Николай Аполлонович оттого полетел вверх по лестнице, прервавши Семеныча, что он ясно представил себе: одно скверное действие негодяя над негодяем; вдруг ему представился негодяй; лязгнули в пальцах у этого негодяя блиставшие ножницы, когда негодяй этот мешковато бросился простригать сонную артерию костлявого старикашки; у костлявого старикашки лоб собрался в морщинки; у костлявого старика была теплая, пульсом бьющая шея и… какая-то рачья; негодяй лязгнул ножницами по артерии костлявого старикашки, и вонючая липкая кровь облила и пальцы, и ножницы, старикашка же — безбородый, морщинистый, лысый — тут заплакал навзрыд и вплотную уставился прямо в очи его, Николая Аполлоновича, умоляющим выражением, приседая на корточки и силясь зажать трясущимся пальцем то отверстие в шее, откуда с чуть слышными свистами красные струи все — прядали, прядали, прядали…

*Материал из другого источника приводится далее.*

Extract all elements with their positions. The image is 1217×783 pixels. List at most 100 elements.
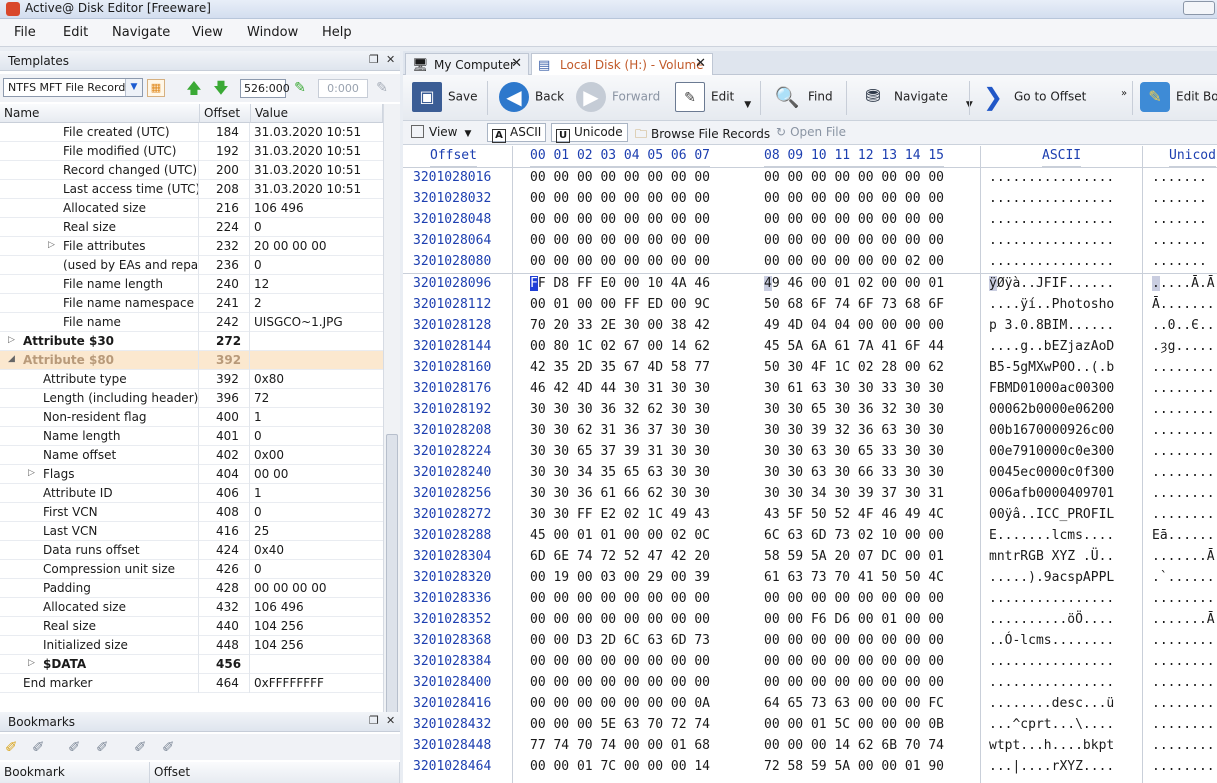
restore-icon[interactable]: ❐ — [369, 714, 379, 727]
chevron-down-icon[interactable]: ▼ — [744, 100, 751, 110]
hex-row[interactable]: 3201028048 00 00 00 00 00 00 00 00 00 00 0… — [403, 210, 1217, 231]
pin-icon[interactable]: ✎ — [290, 78, 310, 98]
open-file-button[interactable]: ↻ Open File — [776, 125, 846, 139]
template-row[interactable]: Compression unit size 426 0 — [0, 560, 383, 579]
view-button[interactable]: View ▼ — [411, 125, 471, 139]
hex-row[interactable]: 3201028320 00 19 00 03 00 29 00 39 61 63 7… — [403, 568, 1217, 589]
hex-row[interactable]: 3201028080 00 00 00 00 00 00 00 00 00 00 0… — [403, 252, 1217, 273]
hex-row[interactable]: 3201028208 30 30 62 31 36 37 30 30 30 30 3… — [403, 421, 1217, 442]
collapse-icon[interactable]: ◢ — [8, 354, 15, 364]
template-row[interactable]: Allocated size 216 106 496 — [0, 199, 383, 218]
hex-row[interactable]: 3201028416 00 00 00 00 00 00 00 0A 64 65 7… — [403, 694, 1217, 715]
close-icon[interactable]: ✕ — [386, 714, 395, 727]
template-row[interactable]: Non-resident flag 400 1 — [0, 408, 383, 427]
overflow-icon[interactable]: » — [1121, 88, 1127, 99]
find-button[interactable]: 🔍 Find — [772, 82, 833, 112]
hex-row[interactable]: 3201028064 00 00 00 00 00 00 00 00 00 00 0… — [403, 231, 1217, 252]
template-offset2-input[interactable]: 0:000 — [318, 79, 368, 98]
navigate-button[interactable]: ⛃Navigate▼ — [858, 82, 972, 112]
tab-my-computer[interactable]: 🖥 My Computer ✕ — [405, 53, 529, 75]
col-bookmark-offset-header[interactable]: Offset — [150, 762, 400, 783]
hex-row[interactable]: 3201028384 00 00 00 00 00 00 00 00 00 00 0… — [403, 652, 1217, 673]
template-row[interactable]: ◢ Attribute $80 392 — [0, 351, 383, 370]
template-row[interactable]: Last VCN 416 25 — [0, 522, 383, 541]
browse-file-records-button[interactable]: 🗀 Browse File Records — [635, 125, 770, 146]
hex-row[interactable]: 3201028352 00 00 00 00 00 00 00 00 00 00 F… — [403, 610, 1217, 631]
hex-row[interactable]: 3201028288 45 00 01 01 00 00 02 0C 6C 63 6… — [403, 526, 1217, 547]
hex-row[interactable]: 3201028368 00 00 D3 2D 6C 63 6D 73 00 00 0… — [403, 631, 1217, 652]
arrow-down-icon[interactable]: 🡇 — [211, 78, 231, 98]
col-bookmark-header[interactable]: Bookmark — [0, 762, 150, 783]
hex-row[interactable]: 3201028128 70 20 33 2E 30 00 38 42 49 4D 0… — [403, 316, 1217, 337]
arrow-up-icon[interactable]: 🡅 — [184, 78, 204, 98]
template-row[interactable]: Allocated size 432 106 496 — [0, 598, 383, 617]
hex-row[interactable]: 3201028160 42 35 2D 35 67 4D 58 77 50 30 4… — [403, 358, 1217, 379]
col-name-header[interactable]: Name — [0, 104, 200, 123]
hex-row[interactable]: 3201028016 00 00 00 00 00 00 00 00 00 00 0… — [403, 168, 1217, 189]
menu-help[interactable]: Help — [322, 25, 352, 40]
template-row[interactable]: ▷ Attribute $30 272 — [0, 332, 383, 351]
close-tab-icon[interactable]: ✕ — [695, 56, 706, 71]
save-button[interactable]: ▣ Save — [412, 82, 477, 112]
hex-row[interactable]: 3201028192 30 30 30 36 32 62 30 30 30 30 6… — [403, 400, 1217, 421]
hex-row[interactable]: 3201028400 00 00 00 00 00 00 00 00 00 00 0… — [403, 673, 1217, 694]
hex-row[interactable]: 3201028240 30 30 34 35 65 63 30 30 30 30 6… — [403, 463, 1217, 484]
hex-row[interactable]: 3201028336 00 00 00 00 00 00 00 00 00 00 0… — [403, 589, 1217, 610]
close-tab-icon[interactable]: ✕ — [511, 56, 522, 71]
template-row[interactable]: First VCN 408 0 — [0, 503, 383, 522]
template-row[interactable]: (used by EAs and repar... 236 0 — [0, 256, 383, 275]
template-select[interactable]: NTFS MFT File Record ▼ — [3, 78, 143, 97]
col-value-header[interactable]: Value — [251, 104, 383, 123]
hex-row[interactable]: 3201028112 00 01 00 00 FF ED 00 9C 50 68 6… — [403, 295, 1217, 316]
minimize-button[interactable] — [1183, 1, 1215, 15]
template-row[interactable]: File modified (UTC) 192 31.03.2020 10:51 — [0, 142, 383, 161]
expand-icon[interactable]: ▷ — [28, 468, 35, 478]
template-row[interactable]: File name 242 UISGCO~1.JPG — [0, 313, 383, 332]
scroll-thumb[interactable] — [386, 434, 398, 754]
hex-row[interactable]: 3201028448 77 74 70 74 00 00 01 68 00 00 0… — [403, 736, 1217, 757]
add-bookmark-icon[interactable]: ✐ — [5, 738, 18, 756]
template-row[interactable]: Initialized size 448 104 256 — [0, 636, 383, 655]
template-row[interactable]: File name length 240 12 — [0, 275, 383, 294]
template-row[interactable]: Padding 428 00 00 00 00 — [0, 579, 383, 598]
hex-view[interactable]: Offset 00 01 02 03 04 05 06 07 08 09 10 … — [403, 146, 1217, 783]
ascii-toggle[interactable]: A ASCII — [487, 123, 547, 143]
template-row[interactable]: Attribute ID 406 1 — [0, 484, 383, 503]
template-row[interactable]: Real size 224 0 — [0, 218, 383, 237]
hex-row[interactable]: 3201028256 30 30 36 61 66 62 30 30 30 30 3… — [403, 484, 1217, 505]
chevron-down-icon[interactable]: ▼ — [125, 79, 142, 96]
template-row[interactable]: Attribute type 392 0x80 — [0, 370, 383, 389]
template-row[interactable]: ▷ Flags 404 00 00 — [0, 465, 383, 484]
expand-icon[interactable]: ▷ — [48, 240, 55, 250]
menu-edit[interactable]: Edit — [63, 25, 88, 40]
tab-local-disk[interactable]: ▤ Local Disk (H:) - Volume ✕ — [531, 53, 713, 76]
templates-scrollbar[interactable] — [383, 104, 400, 759]
template-row[interactable]: End marker 464 0xFFFFFFFF — [0, 674, 383, 693]
hex-row[interactable]: 3201028176 46 42 4D 44 30 31 30 30 30 61 6… — [403, 379, 1217, 400]
hex-row[interactable]: 3201028304 6D 6E 74 72 52 47 42 20 58 59 5… — [403, 547, 1217, 568]
template-offset-input[interactable]: 526:000 — [240, 79, 290, 98]
col-offset-header[interactable]: Offset — [200, 104, 251, 123]
chevron-down-icon[interactable]: ▼ — [464, 129, 471, 139]
forward-button[interactable]: ▶ Forward — [576, 82, 660, 112]
go-to-offset-button[interactable]: ❯ Go to Offset — [978, 82, 1086, 112]
template-row[interactable]: File name namespace 241 2 — [0, 294, 383, 313]
menu-navigate[interactable]: Navigate — [112, 25, 170, 40]
hex-row[interactable]: 3201028432 00 00 00 5E 63 70 72 74 00 00 0… — [403, 715, 1217, 736]
hex-row[interactable]: 3201028464 00 00 01 7C 00 00 00 14 72 58 5… — [403, 757, 1217, 778]
expand-icon[interactable]: ▷ — [28, 658, 35, 668]
template-grid-icon[interactable]: ▦ — [147, 79, 165, 97]
back-button[interactable]: ◀ Back — [499, 82, 564, 112]
template-row[interactable]: Data runs offset 424 0x40 — [0, 541, 383, 560]
hex-row[interactable]: 3201028144 00 80 1C 02 67 00 14 62 45 5A 6… — [403, 337, 1217, 358]
template-row[interactable]: Last access time (UTC) 208 31.03.2020 10:5… — [0, 180, 383, 199]
template-row[interactable]: Record changed (UTC) 200 31.03.2020 10:51 — [0, 161, 383, 180]
menu-file[interactable]: File — [14, 25, 36, 40]
template-row[interactable]: File created (UTC) 184 31.03.2020 10:51 — [0, 123, 383, 142]
unicode-toggle[interactable]: U Unicode — [551, 123, 628, 143]
template-row[interactable]: ▷ $DATA 456 — [0, 655, 383, 674]
template-row[interactable]: ▷ File attributes 232 20 00 00 00 — [0, 237, 383, 256]
hex-row[interactable]: 3201028032 00 00 00 00 00 00 00 00 00 00 0… — [403, 189, 1217, 210]
menu-window[interactable]: Window — [247, 25, 298, 40]
hex-row[interactable]: 3201028096 FF D8 FF E0 00 10 4A 46 49 46 0… — [403, 274, 1217, 295]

Этот образ столь ярко предстал перед ним, будто он был уже только что (ведь, когда старик упал на карачки, то он мог бы во мгновение ока сорвать со стены шестопер, размахнуться, и…). Этот образ столь ярко предстал перед ним, что он испугался.
Оттого-то вот Николай Аполлонович бросился в бегство по комнатам, мимо лаков и блесков, топоча каблуками и рискуя вызвать сенатора из далекой опочивальни.